Los ojos chupan los colores. Liban, investigan, objetan, interrogan.

Irene se va a levantar. Tiene sed. Quisiera ser más fuerte que la sed y quedarse en el sillón acogedor. Quisiera... pero la sed es más fuerte que su inercia. Irene se va a levantar, se está levantando.

Los ojos parpadean.

Irene se siente aturdida. Casi se olvida de la sed que la obligó a levantarse. se cierra al respaldo del sillón. E l mundo se estabiliza un poco. Agua, piensa. Y cruza el comedor hacia la cocina.

Los ojos...PARPADEAN...

Entonces lo ve. El plato que ha olvidado sobre la mesa tan sólida y oscura, tan agradable al tacto. Y quiere tomar el plato y acariciar la madera. pero mira más aún. El plato. El plato está lleno de...

...los ojos...parp...

...el plato está lleno de algo que ella no sabe qué es. Lo toma y lo acerca a su rostro. Los ojos parpadean. Irene grita y estrella el plato contra el piso, los ojos ruedan, se esparcen por el comedor. Irene grita una vez más y huye. El espejo que está junto a la puerta retiene su mueca de espanto.

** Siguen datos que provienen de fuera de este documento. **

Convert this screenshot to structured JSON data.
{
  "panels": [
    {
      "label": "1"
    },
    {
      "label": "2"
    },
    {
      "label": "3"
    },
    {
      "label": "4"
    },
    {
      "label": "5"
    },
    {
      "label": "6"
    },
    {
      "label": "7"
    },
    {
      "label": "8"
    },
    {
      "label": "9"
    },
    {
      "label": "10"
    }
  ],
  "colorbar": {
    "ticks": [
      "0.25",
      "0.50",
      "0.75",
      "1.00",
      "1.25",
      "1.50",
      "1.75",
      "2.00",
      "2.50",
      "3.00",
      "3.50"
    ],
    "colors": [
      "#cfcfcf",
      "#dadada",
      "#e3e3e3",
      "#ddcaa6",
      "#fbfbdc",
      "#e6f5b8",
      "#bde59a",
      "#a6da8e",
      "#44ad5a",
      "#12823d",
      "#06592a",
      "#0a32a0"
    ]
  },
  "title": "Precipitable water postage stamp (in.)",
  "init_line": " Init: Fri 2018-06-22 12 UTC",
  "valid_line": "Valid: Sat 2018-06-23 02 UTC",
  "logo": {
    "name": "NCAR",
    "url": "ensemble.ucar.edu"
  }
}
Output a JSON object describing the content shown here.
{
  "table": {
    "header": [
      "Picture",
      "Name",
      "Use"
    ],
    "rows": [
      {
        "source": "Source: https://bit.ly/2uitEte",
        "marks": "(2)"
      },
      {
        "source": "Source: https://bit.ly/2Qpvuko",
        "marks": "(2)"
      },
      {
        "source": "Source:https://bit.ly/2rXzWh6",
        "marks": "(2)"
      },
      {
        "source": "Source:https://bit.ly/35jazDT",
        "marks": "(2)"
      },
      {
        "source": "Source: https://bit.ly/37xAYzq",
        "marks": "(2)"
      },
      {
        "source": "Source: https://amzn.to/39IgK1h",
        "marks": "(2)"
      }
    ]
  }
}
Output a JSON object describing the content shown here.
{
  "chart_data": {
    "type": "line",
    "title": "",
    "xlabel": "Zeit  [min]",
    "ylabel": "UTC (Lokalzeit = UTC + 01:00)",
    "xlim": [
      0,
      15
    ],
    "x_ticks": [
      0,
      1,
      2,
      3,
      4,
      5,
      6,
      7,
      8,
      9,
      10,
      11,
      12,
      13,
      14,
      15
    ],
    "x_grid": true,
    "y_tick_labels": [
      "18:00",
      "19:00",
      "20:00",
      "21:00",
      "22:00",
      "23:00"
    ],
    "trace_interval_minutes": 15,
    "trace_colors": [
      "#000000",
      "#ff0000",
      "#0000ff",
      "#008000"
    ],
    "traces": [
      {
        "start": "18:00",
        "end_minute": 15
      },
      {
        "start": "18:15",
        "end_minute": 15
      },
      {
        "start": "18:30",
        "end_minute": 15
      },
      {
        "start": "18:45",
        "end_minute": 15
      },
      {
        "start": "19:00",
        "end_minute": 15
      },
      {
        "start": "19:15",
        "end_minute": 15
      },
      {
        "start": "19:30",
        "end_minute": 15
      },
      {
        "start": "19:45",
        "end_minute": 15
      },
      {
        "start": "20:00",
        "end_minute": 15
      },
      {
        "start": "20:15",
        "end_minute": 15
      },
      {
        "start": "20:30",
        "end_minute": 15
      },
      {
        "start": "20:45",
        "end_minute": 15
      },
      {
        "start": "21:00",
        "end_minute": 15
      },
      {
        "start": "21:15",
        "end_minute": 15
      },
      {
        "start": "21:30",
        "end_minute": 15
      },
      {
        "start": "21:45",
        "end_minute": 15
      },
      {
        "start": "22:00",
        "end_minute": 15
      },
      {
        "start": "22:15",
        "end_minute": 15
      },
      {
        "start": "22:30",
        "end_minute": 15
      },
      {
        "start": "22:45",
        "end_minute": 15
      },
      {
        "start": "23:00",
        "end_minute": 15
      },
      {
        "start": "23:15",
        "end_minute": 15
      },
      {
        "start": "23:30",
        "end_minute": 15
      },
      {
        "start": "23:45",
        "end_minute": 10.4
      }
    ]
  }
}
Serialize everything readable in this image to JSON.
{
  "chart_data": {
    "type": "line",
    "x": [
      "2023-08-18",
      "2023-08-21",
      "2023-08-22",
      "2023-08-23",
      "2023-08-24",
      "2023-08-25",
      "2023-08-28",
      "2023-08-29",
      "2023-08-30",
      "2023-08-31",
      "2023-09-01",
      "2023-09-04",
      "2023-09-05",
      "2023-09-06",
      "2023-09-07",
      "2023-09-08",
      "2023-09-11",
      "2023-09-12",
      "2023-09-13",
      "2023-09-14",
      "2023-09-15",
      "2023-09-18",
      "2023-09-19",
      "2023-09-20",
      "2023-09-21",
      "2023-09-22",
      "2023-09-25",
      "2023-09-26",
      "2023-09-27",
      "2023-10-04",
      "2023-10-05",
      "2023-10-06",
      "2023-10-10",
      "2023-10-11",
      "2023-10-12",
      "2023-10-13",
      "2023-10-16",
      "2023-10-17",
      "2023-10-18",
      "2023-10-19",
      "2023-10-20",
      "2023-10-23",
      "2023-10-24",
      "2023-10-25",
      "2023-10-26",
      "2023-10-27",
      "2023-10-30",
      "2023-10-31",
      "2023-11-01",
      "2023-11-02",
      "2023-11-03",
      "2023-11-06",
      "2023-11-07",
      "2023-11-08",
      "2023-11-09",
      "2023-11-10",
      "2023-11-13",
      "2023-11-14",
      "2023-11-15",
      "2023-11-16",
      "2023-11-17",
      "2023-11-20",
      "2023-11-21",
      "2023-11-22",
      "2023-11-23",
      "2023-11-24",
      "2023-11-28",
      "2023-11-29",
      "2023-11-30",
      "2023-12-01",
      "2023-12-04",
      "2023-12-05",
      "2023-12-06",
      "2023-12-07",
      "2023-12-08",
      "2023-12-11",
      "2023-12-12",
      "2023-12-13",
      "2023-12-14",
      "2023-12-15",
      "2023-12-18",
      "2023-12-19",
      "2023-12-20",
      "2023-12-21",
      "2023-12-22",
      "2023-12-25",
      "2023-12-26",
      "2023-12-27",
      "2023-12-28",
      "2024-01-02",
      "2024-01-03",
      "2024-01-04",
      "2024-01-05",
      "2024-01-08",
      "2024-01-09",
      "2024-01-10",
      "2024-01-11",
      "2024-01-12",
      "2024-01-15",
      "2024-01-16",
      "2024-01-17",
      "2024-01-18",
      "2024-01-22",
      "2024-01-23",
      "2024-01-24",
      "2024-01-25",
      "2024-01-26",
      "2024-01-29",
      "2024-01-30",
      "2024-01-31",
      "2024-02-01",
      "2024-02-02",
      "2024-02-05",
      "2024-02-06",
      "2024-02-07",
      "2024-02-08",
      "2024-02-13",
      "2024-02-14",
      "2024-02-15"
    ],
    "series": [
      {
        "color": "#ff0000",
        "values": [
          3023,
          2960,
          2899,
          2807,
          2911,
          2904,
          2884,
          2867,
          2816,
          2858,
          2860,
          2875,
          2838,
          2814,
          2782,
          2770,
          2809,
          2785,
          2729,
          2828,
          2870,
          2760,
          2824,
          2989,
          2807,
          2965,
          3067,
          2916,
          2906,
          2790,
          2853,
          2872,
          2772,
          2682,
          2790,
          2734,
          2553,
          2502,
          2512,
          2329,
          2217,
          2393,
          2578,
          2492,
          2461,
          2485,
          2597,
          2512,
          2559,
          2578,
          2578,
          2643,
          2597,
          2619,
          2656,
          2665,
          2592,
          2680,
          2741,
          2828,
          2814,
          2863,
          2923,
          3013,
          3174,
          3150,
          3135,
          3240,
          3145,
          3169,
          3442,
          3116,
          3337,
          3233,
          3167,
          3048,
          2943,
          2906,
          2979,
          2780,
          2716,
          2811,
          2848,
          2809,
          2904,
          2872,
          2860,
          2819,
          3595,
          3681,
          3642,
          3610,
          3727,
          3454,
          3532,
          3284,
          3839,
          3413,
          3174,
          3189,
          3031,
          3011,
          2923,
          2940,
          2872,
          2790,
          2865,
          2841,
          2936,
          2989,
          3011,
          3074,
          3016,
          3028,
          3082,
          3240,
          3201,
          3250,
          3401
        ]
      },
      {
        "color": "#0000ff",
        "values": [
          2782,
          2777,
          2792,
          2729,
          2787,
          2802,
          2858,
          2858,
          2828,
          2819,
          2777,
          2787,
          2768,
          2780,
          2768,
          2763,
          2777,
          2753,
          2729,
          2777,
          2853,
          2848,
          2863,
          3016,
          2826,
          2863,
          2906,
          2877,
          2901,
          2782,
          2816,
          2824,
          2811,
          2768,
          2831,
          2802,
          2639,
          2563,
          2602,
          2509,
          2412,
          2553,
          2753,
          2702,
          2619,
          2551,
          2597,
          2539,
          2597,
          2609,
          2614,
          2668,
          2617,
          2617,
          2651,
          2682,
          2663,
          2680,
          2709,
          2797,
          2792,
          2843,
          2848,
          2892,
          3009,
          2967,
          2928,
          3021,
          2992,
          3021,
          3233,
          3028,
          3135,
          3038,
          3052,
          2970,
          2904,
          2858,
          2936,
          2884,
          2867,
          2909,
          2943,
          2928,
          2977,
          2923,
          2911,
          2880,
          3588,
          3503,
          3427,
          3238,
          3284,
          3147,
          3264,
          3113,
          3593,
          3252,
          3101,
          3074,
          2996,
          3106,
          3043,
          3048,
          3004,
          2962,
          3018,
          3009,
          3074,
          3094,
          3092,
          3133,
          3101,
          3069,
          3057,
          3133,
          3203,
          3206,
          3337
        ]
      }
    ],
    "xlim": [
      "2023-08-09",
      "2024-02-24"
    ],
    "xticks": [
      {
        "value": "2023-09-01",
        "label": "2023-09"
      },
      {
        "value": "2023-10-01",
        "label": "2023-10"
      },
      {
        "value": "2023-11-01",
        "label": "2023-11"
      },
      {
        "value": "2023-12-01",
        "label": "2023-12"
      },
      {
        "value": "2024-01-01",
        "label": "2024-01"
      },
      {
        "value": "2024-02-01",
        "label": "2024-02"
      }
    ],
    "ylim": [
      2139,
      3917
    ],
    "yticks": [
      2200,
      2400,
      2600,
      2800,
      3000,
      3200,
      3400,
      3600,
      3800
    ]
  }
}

Ya afuera, corre. Ha olvidado su sombrero enorme, rojo, en el comedor donde aún los ojos ruedan.

No se deja aplastar por ese macizo helado que es Ciudad-estación. Corre por el perímetro de muros blancos. No hay sosiego para ella. Ni siquiera el aroma de los azulados bosques circundantes podría calmarla. No hay paz en este momento para Irene, que pasa frente a una ventana a la que un nombre y una mujer apenas conversan.

¿Y los ojos? ¿Y el plato hecho trizas que había sido aolvidado?

Ahora Irene llora. Y sus lágrimas avanzan entre los riscos que horadan su rostro. Irene imagina sus lágrimas densamente pobladas.

Y se detiene bruscamente. Un nuevo grito opaca a los anteriores. Irene ha descubierto que está ciega.